I've been learning about web development for around a year and a half and omg wtf is going on.

Looking at the history of web development you see a metric ton of frameworks going in and out, each and every one of them based on js which is... a shittyl language imho and each and every one of them they feel like their own unique language. It seems like the explosion of frameworks and libraries are a try to fix the stuff that js can't do well on its own bc it's... honestly it's shit.

nodeJS was a terrible idea.

JS makes sense to me to make simple webapps but omg as the project scale you end up with a metric ton of just madness and that seems to be the trend rn.

I'm learning react and wow man, it does things good but it can't escape the monster that it was built upon, it takes a useEffect to make everything explode.

TS makes something similar, it severly improves JS by providing a type system, which honestly was very much needed as the weak typing of JS is misused constantly or you are expected to do stuff with JS that is better suited for a strongly typed language, it's useful for some stuff but having a strongly type system with how websites are built nowadays is just common sense.

I'd be learning react and its intricacies happily if it weren't for the imminent threat of another framework taking its place and being the new thing that you have to use in order to have a job and react becoming obsolete in no time. I don't like PHP at all but I'd very much prefer to code just in it to this madness.

Basically: JS is broken, there are new frameworks popping up every day replacing each other to fix its brokenness and they feel like completely different languages, you get the feeling that you are constantly in a boat that is about to sink bc we are all using an unstable base for building websites.

I don't think I'm going to get a job by using clojurescript or elm (this last one I'd say it's still not mature enough) even if I'd loved to, instead I have to learn all the times that the virtual DOM of react is rerendered.

Phew, seriously, I'm learning Rust which is considered a hard language but at least you understand its logic, it feels like a tool that is worth investing time into and something that it's going to have its usage even if carbon or some alternative is released + it's not based on a shitty language.

I'm overwhelmed, sorry for the rant, I'm trying to make an app using tauri bc I love rust and wanted to learn react but man, it's hard, and it feels like it's going to disappear tomorrow, I've never experienced so much stress while learning a programming language/framework, everything feels broken in some way or another.

Comments
  • 4
    Chill. And stop wasting time on language wars. They are enormous time sink and distraction of what you want to accomplish.
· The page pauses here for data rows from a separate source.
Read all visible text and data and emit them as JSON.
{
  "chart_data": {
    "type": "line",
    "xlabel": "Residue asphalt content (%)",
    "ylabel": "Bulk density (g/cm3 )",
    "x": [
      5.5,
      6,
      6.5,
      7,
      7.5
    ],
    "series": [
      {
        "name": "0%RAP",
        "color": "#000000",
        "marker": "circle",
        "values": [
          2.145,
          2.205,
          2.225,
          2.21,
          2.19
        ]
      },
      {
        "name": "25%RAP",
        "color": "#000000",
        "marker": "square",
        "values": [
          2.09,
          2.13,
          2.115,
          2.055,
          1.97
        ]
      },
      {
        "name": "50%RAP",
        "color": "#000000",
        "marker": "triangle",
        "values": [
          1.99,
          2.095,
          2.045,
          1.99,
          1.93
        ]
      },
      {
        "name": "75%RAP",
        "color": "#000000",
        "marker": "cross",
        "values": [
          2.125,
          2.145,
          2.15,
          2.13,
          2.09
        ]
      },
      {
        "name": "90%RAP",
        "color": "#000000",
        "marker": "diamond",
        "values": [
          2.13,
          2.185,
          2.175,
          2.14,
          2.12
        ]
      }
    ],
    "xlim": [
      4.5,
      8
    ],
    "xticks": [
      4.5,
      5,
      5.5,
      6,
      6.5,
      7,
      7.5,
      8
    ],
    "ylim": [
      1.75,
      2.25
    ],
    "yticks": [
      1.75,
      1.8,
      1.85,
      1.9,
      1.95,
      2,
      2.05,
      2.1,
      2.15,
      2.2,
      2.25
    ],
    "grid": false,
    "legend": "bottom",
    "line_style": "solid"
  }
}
    Good luck with Tauri lol.

    I am using svelte + typescript + rust. Narrow your goal and use the right tool for the job.
  • 0
    theres this Russian guy on YT who makes the weirdest/cooling audio programs with c++

    idk the name but look him up, ud love the possibilities
  • 0
    Thing is using this sort of mentality, by the time you feel like an expert, or you think have finally made it learning these techs, something new shiny comes along in the hype cycle and makes you feel shitty and you began to chase the other thing.
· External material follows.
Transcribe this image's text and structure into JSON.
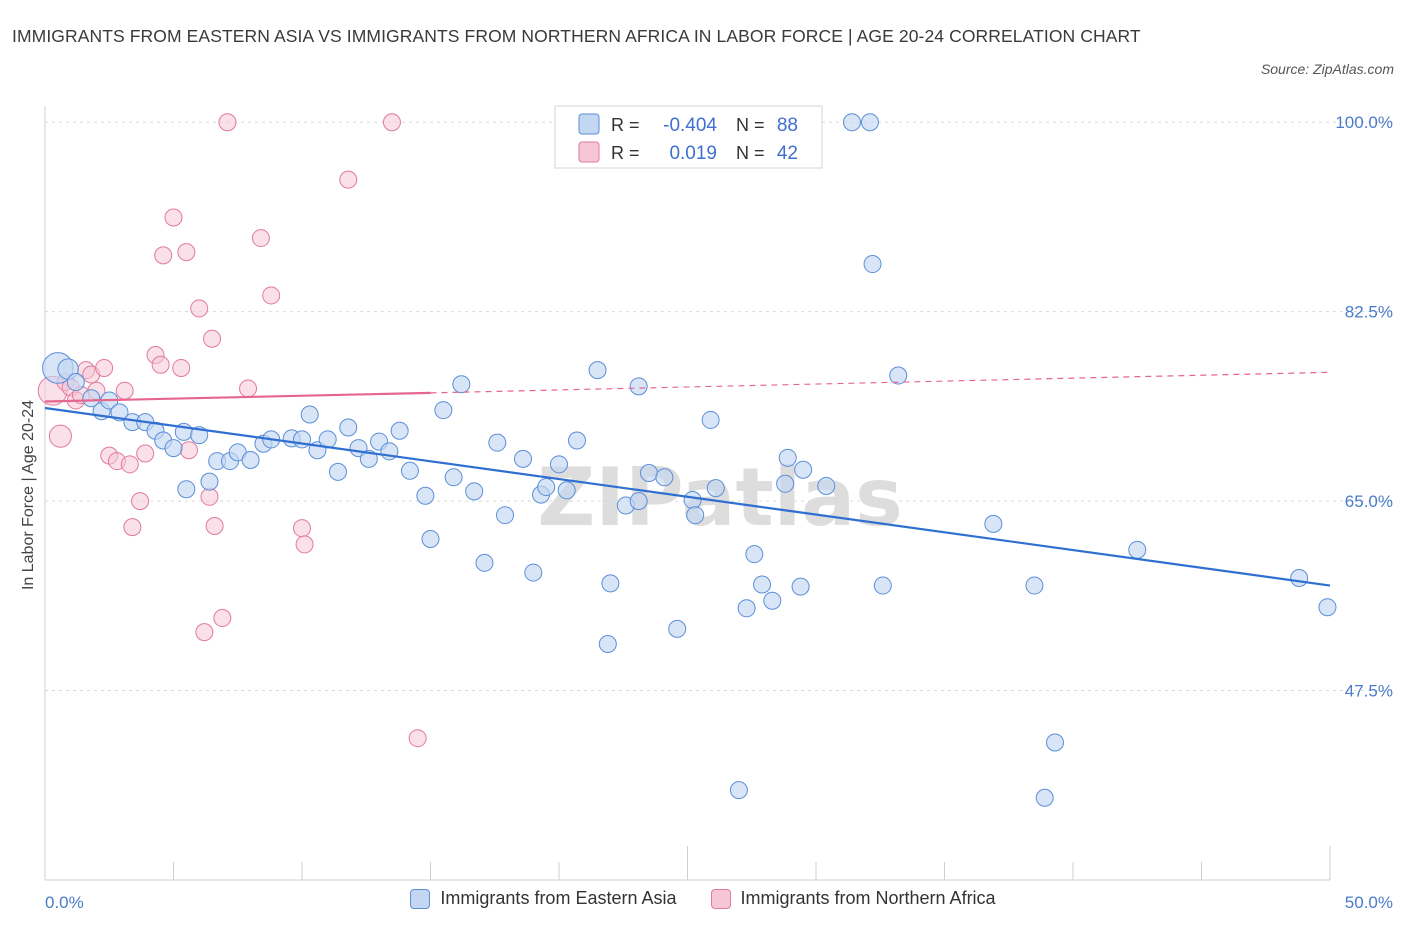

    This is not to say, all new techs are useless but you have to learn to seperate hypes from actual usefulness.

    It's better to be oriented towards solving problems, open to being a polygot dev than learning new languages, frameworks just for the sake of it and ESPECIALLY when you are noob.

    Perfectly fine to use react/svelte or vue than Rust for UI apps.
  • 0
    @jassole thanks, I wanted to create something audio related (bc I love it) that shows that I've learnt something from what I'm studying (web design among other things) so I can present it as a project at the end of the trimester (next year lol).

    I'm not going to go deep into the language wars bc it's a hellhole, in the bottom of the iceberg ppl just say that everything after the 90s in web desing is bloated and that we should return to gopher which is... well, not very grounded in reality. I think it's common consensus that js is pretty lacking as a language and that there are better alternatives that just lack the support/development needed to flourish, tho I'm probably going to get a job thanks to it lol
  • 0
    @jassole I tend to be quite conservative when it comes to learning new technologies, I can appreciate them but they need something that differenciates them enough to justify even reading about them (like clojure for example). Basically if something isn't broken there's no need to fix it. With that being said it was quite shocking comming from a somewhat stable semi-vanilla c++ + JUCE environment or bash scripting to the craze of extensions that is npm, some are really useful don't get me wrong but there's a lot of crap out there.

    Honestly the languages that I want to learn the most are rarely (or not even) used in production or are really old experiments (like APL) or extremelly niche (like Idris, basically Haskell with an incredible type system). Rust is probably the exception as it does stuff exceptionally well imho.